In his opinion piece, Powell says that in February 2020, he and other Fed officials had been monitoring the COVID-19 outbreak in China but didn't think it would cause major harm in the United States. But he says that at a meeting he was attending of finance officials from the Group of 20 major industrial countries, it became clear that the virus was spreading quickly and widely.

He left that meeting, he writes, “with the conviction that its effect would not be confined to faraway lands, as I had thought, but would reach every part of the globe.”

One week later, in early March, the Fed held an emergency policy meeting with what Powell says was one agenda item: “How could we help people get through what was going to be a terribly difficult time?"

The officials concluded, he says, that they had to act forcefully because “the danger to the U.S. economy was grave.”

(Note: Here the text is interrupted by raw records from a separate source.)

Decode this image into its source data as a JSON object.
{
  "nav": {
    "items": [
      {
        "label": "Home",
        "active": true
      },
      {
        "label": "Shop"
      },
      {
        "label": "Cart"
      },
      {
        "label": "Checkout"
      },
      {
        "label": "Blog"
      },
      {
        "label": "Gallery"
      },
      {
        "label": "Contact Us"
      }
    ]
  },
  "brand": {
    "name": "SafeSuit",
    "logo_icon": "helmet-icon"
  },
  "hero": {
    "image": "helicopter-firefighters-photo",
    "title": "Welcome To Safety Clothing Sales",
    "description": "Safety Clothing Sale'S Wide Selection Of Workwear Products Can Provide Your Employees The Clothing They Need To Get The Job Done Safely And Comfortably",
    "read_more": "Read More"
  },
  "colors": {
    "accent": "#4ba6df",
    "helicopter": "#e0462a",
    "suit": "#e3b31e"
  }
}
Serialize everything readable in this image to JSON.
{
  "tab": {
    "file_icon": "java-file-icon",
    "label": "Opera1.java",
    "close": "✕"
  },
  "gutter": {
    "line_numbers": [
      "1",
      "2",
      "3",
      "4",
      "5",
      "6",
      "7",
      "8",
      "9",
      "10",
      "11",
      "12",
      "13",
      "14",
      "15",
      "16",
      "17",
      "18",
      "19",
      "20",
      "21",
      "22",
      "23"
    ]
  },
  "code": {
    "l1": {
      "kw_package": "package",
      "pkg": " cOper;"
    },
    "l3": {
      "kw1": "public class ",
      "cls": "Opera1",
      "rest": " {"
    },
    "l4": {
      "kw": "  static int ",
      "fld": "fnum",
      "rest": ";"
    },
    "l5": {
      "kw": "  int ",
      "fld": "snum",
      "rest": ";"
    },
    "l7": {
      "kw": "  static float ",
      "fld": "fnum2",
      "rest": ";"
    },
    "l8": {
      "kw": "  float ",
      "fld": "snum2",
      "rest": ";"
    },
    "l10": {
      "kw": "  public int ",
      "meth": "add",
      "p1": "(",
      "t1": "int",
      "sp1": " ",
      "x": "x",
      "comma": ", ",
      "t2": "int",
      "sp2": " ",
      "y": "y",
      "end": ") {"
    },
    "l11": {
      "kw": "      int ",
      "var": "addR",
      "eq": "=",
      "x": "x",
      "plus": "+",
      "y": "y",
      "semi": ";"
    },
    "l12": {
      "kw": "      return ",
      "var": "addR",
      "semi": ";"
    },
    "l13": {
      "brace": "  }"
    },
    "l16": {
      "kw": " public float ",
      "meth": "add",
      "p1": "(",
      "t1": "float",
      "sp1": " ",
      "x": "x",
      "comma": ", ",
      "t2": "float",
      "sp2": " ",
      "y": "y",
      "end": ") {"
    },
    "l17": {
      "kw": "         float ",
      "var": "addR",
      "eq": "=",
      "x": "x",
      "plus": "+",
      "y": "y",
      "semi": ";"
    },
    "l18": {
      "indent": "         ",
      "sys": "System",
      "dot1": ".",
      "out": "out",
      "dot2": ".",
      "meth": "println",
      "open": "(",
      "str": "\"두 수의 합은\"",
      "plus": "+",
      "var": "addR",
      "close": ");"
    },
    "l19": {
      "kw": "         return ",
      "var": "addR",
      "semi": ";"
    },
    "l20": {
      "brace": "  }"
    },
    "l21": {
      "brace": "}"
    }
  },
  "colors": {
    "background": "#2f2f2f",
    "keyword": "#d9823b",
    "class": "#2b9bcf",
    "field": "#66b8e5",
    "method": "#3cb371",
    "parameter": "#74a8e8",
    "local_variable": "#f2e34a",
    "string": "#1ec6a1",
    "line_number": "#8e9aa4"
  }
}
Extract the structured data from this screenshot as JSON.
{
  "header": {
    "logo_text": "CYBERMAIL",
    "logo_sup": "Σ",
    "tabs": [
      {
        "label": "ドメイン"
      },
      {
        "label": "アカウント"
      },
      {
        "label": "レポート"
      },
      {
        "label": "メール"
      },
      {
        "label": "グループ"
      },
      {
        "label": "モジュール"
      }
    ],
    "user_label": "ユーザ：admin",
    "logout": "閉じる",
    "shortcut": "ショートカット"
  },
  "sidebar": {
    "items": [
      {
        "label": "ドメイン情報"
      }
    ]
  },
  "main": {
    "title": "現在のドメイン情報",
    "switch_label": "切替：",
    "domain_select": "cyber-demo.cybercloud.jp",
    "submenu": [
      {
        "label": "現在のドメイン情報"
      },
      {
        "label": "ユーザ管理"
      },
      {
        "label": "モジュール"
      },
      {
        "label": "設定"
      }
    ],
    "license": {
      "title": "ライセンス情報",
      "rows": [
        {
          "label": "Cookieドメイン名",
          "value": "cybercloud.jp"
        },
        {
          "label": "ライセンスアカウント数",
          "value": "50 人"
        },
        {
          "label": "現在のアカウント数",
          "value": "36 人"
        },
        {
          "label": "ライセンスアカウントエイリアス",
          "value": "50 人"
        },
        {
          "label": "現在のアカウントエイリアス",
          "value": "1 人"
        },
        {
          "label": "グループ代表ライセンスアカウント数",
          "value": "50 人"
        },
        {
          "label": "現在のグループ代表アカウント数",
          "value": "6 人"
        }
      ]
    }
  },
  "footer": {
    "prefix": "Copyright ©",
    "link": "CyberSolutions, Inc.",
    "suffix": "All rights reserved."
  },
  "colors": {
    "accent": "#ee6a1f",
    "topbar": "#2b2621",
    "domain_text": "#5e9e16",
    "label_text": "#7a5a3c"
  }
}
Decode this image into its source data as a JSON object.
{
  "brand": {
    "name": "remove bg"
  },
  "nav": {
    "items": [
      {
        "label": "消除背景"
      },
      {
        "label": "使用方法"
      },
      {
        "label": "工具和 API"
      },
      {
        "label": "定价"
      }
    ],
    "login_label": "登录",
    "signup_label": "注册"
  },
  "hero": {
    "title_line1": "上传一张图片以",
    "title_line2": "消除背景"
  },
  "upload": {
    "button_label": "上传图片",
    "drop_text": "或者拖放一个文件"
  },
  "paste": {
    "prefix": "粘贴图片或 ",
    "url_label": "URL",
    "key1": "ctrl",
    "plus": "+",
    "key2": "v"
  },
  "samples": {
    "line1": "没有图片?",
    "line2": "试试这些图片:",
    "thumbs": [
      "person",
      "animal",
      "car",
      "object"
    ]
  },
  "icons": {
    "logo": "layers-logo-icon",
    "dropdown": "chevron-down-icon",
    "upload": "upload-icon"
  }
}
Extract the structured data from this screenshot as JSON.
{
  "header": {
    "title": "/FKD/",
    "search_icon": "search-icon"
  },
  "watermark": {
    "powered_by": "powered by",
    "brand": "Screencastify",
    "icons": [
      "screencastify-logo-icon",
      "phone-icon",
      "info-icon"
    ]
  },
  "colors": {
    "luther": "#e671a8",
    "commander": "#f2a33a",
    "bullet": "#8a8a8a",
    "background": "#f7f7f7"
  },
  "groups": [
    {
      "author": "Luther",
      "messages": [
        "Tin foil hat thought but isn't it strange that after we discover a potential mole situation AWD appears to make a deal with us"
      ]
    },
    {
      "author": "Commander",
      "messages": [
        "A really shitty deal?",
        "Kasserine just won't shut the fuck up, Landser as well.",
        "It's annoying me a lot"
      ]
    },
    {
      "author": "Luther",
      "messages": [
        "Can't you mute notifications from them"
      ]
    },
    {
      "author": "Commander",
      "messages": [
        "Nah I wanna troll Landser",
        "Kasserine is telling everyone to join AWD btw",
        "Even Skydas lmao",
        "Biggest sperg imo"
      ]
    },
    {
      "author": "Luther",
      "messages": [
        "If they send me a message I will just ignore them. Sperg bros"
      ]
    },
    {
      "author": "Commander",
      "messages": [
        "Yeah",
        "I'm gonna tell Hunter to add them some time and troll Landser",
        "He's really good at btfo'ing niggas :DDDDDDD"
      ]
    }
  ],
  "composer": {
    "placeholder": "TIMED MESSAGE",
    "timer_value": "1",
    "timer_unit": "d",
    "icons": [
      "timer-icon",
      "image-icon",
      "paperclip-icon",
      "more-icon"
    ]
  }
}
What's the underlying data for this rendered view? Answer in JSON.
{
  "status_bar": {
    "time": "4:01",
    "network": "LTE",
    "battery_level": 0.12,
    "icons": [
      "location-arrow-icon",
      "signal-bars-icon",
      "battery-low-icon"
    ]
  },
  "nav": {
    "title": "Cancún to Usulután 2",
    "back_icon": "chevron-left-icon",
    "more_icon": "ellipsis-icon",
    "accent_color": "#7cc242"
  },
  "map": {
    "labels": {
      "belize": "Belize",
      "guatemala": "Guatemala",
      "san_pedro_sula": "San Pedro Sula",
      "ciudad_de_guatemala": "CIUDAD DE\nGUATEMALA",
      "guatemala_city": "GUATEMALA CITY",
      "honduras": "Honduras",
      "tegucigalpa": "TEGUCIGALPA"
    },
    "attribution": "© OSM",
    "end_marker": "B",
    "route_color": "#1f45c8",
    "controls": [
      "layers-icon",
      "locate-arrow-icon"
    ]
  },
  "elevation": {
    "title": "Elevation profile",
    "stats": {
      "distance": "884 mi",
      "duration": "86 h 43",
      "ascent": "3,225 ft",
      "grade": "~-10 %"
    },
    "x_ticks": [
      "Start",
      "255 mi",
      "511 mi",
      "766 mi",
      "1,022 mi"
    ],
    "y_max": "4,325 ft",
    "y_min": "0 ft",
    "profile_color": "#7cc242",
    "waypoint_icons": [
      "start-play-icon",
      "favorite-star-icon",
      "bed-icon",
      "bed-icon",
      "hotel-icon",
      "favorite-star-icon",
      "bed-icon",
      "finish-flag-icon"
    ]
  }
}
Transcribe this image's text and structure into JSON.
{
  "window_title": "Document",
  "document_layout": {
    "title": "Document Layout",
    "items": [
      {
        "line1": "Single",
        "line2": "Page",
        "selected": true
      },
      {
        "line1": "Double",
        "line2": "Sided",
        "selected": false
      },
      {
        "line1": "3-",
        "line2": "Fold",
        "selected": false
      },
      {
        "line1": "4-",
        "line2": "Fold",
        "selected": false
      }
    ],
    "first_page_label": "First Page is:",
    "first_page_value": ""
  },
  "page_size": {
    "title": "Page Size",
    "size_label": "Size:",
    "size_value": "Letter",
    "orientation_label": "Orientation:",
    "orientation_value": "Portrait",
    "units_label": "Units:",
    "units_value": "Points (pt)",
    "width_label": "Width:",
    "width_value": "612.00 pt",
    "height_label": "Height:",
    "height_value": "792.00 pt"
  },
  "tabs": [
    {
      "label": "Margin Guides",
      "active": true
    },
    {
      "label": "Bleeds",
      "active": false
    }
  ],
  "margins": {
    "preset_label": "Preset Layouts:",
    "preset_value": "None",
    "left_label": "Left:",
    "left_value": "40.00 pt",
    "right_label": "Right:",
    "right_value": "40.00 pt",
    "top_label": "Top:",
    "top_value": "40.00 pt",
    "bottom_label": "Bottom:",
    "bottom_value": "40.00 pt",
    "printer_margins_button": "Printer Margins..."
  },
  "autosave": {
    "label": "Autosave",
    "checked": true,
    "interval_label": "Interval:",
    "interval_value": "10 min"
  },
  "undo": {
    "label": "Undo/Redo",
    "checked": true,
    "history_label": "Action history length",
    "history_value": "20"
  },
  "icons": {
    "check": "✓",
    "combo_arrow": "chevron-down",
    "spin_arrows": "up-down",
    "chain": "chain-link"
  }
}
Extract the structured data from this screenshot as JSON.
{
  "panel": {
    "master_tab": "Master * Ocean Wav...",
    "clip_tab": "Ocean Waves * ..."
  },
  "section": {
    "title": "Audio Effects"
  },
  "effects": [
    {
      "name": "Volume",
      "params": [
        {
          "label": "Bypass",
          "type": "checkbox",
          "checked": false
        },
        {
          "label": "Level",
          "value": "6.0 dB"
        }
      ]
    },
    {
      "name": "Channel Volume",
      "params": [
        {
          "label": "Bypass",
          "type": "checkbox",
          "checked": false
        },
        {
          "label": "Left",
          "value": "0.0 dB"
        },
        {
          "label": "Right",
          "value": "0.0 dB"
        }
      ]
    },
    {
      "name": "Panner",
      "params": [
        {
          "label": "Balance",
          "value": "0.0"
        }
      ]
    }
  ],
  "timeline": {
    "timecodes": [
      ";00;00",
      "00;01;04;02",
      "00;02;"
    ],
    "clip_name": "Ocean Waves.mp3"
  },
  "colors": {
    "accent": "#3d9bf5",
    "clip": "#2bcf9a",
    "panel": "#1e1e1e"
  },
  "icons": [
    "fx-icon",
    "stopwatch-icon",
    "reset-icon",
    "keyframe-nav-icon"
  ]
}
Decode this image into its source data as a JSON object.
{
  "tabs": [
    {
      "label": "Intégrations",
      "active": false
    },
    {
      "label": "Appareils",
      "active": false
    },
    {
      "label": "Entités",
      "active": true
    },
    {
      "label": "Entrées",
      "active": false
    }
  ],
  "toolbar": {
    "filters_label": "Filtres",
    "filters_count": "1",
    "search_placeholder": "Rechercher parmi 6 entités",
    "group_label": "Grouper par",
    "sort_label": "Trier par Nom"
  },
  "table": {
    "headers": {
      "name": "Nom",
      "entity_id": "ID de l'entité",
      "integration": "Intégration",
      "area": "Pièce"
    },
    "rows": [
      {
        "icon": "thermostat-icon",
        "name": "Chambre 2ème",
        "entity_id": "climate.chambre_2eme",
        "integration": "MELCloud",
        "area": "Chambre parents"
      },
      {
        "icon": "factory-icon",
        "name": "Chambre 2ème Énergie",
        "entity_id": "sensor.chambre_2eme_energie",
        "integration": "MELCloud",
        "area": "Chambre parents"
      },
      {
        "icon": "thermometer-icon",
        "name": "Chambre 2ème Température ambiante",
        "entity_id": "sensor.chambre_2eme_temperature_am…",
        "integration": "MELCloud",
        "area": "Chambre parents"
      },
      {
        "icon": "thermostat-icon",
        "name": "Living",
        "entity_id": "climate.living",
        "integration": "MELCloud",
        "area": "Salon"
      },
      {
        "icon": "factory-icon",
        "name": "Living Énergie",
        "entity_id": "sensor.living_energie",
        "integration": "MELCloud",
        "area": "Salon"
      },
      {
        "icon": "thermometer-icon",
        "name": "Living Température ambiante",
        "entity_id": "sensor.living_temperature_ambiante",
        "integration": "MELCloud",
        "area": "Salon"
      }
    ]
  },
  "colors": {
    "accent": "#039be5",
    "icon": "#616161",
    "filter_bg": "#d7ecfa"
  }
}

The central bank proceeded to slash its key short-term interest rate to a record low, started providing support to keep long-term rates low through the purchase of billions of dollars in bonds and established a series of emergency loan facilities to support the financial system.

Even with the Fed's rapid and broad-based response, Powell notes that the “ensuing downturn was unprecedented in speed, breadth and intensity.”

“The pandemic inflicted a cruel and uneven toll on lives and livelihoods," the Fed chair writes.

But, he says, "I truly believe that we will emerge from this crisis stronger and better, as we have done so often before.”